0
votes

I'm trying to load MySQL JDBC driver from a python app. I'm not invoking 'bin/pyspark' or 'spark-submit' program; instead I have a Python script in which I'm initializing 'SparkContext' and 'SparkSession' objects. I understand that we can pass '--jars' option when invoking 'pyspark', but how do I load and specify jdbc driver in my python app?

2
why don't you use pymysql? This is standard way to connect from python and can be easily installed using pip. pymysql.readthedocs.io/en/latest - sun_dare
Thanks.
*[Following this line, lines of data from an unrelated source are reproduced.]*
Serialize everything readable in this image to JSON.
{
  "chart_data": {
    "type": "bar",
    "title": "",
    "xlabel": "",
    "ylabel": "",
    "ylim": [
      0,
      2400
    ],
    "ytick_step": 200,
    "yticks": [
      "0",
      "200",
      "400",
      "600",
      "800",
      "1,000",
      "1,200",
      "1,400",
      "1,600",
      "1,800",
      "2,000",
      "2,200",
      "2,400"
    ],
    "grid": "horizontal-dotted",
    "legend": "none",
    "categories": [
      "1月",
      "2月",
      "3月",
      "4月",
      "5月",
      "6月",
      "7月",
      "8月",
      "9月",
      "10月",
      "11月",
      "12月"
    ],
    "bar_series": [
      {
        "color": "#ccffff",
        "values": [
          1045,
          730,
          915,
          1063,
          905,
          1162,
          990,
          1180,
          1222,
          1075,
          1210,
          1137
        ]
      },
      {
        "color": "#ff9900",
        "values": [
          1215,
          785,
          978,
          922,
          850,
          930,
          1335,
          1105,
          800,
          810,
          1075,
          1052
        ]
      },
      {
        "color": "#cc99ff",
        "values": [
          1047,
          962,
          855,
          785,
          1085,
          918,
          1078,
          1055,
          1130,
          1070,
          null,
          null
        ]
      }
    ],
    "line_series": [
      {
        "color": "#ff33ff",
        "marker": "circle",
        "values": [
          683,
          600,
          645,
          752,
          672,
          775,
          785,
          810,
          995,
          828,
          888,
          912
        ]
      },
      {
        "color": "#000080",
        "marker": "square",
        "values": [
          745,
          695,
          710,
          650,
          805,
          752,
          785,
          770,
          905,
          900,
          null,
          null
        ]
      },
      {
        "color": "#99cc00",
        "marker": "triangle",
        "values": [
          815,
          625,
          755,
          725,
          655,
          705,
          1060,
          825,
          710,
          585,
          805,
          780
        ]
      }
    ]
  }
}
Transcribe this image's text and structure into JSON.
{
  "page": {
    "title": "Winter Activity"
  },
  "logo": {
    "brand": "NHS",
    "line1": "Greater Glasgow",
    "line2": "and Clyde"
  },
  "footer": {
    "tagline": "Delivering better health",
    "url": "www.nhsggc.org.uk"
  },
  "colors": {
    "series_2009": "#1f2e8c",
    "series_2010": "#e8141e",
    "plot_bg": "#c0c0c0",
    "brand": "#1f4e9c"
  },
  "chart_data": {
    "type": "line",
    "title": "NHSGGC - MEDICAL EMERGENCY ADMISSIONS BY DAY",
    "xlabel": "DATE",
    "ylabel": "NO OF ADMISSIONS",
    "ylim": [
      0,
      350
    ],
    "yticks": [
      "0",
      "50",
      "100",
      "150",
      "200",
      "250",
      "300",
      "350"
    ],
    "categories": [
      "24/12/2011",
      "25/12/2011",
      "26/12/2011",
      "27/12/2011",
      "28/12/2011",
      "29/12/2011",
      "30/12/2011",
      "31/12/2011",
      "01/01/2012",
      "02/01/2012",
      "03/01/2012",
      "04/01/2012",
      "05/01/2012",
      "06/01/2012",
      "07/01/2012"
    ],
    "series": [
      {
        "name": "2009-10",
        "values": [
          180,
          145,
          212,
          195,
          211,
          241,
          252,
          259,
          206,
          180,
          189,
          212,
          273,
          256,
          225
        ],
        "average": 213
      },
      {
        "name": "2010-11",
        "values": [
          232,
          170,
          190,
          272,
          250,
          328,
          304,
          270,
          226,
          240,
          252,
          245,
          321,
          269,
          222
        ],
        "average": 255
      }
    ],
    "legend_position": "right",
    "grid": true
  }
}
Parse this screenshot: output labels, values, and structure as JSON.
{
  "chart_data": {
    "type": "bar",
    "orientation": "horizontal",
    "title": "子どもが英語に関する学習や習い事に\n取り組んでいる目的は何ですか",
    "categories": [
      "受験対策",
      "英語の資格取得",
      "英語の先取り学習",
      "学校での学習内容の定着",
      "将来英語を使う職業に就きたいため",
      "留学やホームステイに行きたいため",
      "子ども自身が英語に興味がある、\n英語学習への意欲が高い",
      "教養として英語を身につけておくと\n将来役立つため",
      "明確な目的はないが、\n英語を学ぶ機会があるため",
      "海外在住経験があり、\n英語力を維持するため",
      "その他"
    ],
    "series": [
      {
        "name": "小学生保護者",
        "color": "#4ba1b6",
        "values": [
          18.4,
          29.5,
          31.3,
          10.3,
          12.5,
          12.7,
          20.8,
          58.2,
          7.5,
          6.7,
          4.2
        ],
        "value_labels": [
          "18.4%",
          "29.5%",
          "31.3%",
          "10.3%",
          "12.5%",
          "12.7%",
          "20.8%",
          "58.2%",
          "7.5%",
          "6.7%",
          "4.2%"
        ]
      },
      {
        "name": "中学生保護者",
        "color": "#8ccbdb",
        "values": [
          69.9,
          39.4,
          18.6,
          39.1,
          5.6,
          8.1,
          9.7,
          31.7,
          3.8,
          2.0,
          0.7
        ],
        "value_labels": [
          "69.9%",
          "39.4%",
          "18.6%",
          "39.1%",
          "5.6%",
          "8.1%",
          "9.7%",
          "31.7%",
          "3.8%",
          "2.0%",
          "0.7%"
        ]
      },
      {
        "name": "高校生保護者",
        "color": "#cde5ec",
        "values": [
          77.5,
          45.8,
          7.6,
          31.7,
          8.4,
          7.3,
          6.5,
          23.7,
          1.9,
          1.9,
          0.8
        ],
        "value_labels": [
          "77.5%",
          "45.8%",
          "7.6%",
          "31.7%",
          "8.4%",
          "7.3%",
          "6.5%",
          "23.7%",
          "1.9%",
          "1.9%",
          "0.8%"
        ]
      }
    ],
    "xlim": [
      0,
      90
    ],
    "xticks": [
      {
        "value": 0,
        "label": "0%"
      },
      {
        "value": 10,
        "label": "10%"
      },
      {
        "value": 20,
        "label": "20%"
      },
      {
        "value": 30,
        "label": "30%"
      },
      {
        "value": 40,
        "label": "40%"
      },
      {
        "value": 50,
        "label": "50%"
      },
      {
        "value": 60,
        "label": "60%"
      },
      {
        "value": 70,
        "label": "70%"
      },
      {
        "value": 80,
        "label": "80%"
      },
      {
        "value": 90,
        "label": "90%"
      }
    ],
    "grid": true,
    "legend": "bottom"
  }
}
Reason is I'm using a design in which connections to all DBs (that can connect via JDBC) are through 'jaydebeapi' - codebee
And in this case I need to write my DataFrame to MySQL for which I need to connect via Spark. - codebee
Did you try this? providing JDBC path in the connect? conn = jdbc.connect(jdbc_class, [url, user, pw], jdbc_path) - sun_dare
I'm trying to use spark's DataFrameWriter that doesn't take jar file as an option. - codebee

2 Answers

1
votes

I think you want do something like this

from pyspark.sql import SparkSession

# Creates spark session with JDBC JAR
spark = SparkSession.builder \
    .appName('stack_overflow') \
    .config('spark.jars', '/path/to/mysql/jdbc/connector') \
    .getOrCreate()

# Creates your DataFrame with spark session with JDBC
df = spark.createDataFrame([
    (1, 'Hello'),
    (2, 'World!')
], ['Index', 'Value'])

df.write.jdbc('jdbc:mysql://host:3306/my_db', 'my_table',
              mode='overwrite',
              properties={'user': 'db_user', 'password': 'db_pass'})
0
votes

Answer is to create SparkContext like this:

spark_conf = SparkConf().set("spark.jars",  "/my/path/mysql_jdbc_driver.jar")
sc = SparkContext(conf=spark_conf)

This will load mysql driver into classpath.